As hurricane season is approaching (it is that time of the year!), another kind of storm comes to my mind – a financial storm. I am not talking about a hurricane scale (like the GFC (global financial crisis), for example), I am talking about a much smaller scale – a personal finance storm, perhaps, or a family finance issue. Please, leave your comments at the end of this post: in your opinion, do we prepare our children well to weather financial storms?

I was listening to a conversation a group of teenagers were having before their sport’s practice last week.

I was actually impressed how proud one of the girls was to share with her friends that she is buying a new cellphone “on her own savings!” When asked about source of her savings, she told her friends that she earned the money cleaning her parents’ cars and saving her birthday money. Financial discipline – very impressive! It is music to ZillionMom ears to hear when the kids are practicing “financial foundation 101”: spend only what you have; save ahead for a purchase of big ticket items.

When I asked the girls if they put something aside in case their sports equipment breaks, though, they looked puzzled.

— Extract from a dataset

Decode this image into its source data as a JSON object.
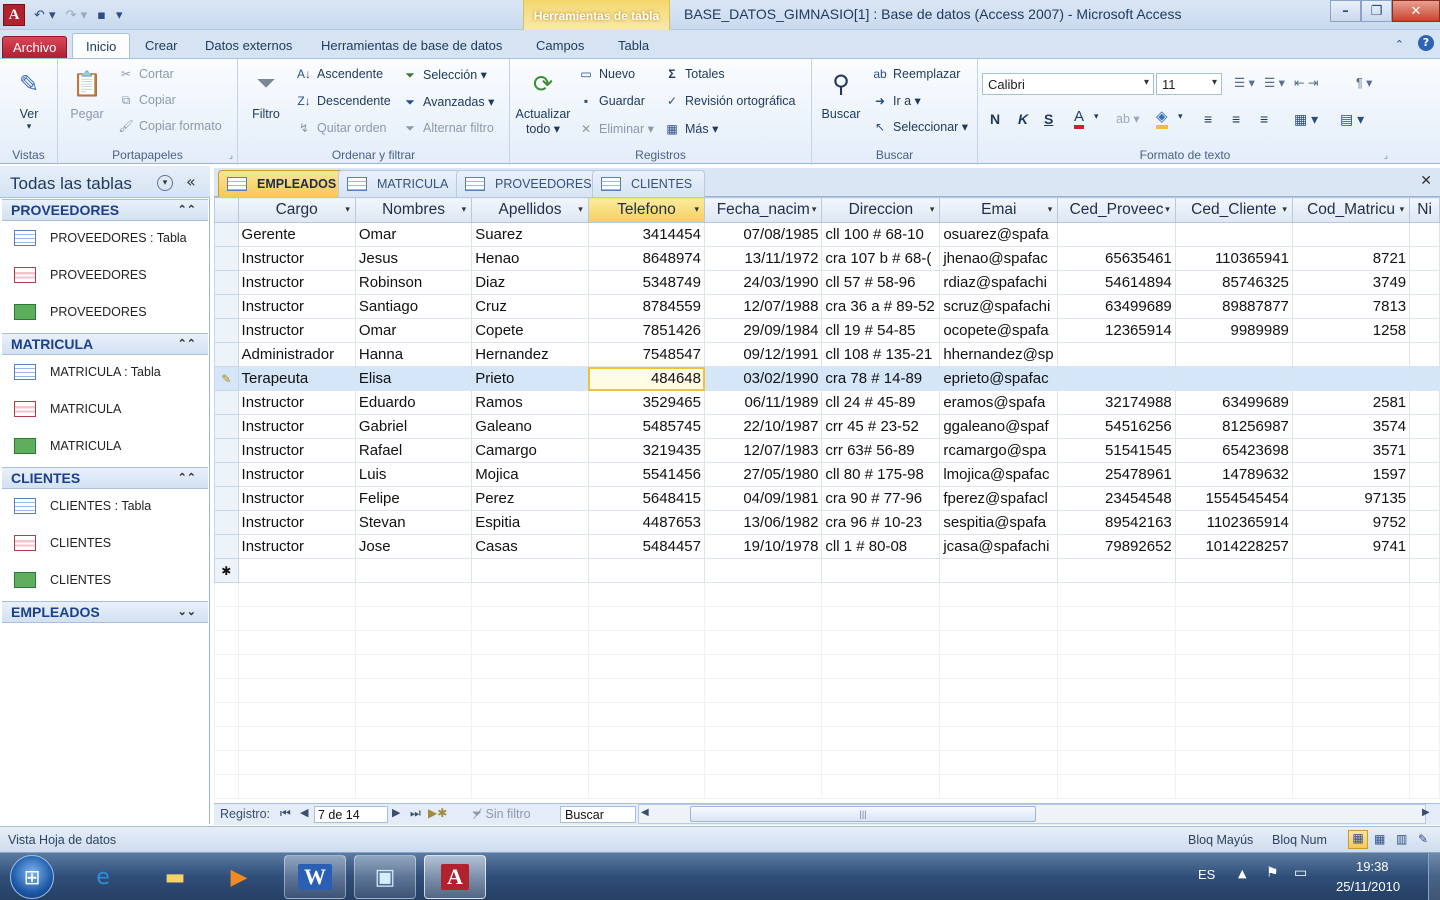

I asked them: ” Is that an emergency when the sports equipment breaks?”. “Yes, of course” – was the answer.

I asked how they will take care of this “emergency”. “Oh, my parents will get me the new equipment”. “How soon will you need it?”- I asked. “Right away! I practice twice a week and have games.”

I ask my fellow parents to comment below: how much do you think an average family should set aside for broken cars, appliances, torn or lost clothes? Are these things emergencies or expected (although unwelcomed) events of our daily routine? Do you think we give our kids a good example of how to plan financially for the fact that “stuff breaks” and “few things are made to last forever”?

As ZillionMom, I recommended the already-quite-financially-savvy teenager from my earlier example to postpone the cell phone purchase by a month or two and instead put 10% of the new gadget cost into a “future broken sports equipment” account. With holidays right around the corner and gift season, this does not seem like a big sacrifice. Perhaps she will save even more during the holidays in that “future broken sports equipment” account. And I hope her parents will be very proud of her paying for her own broken equipment in the future.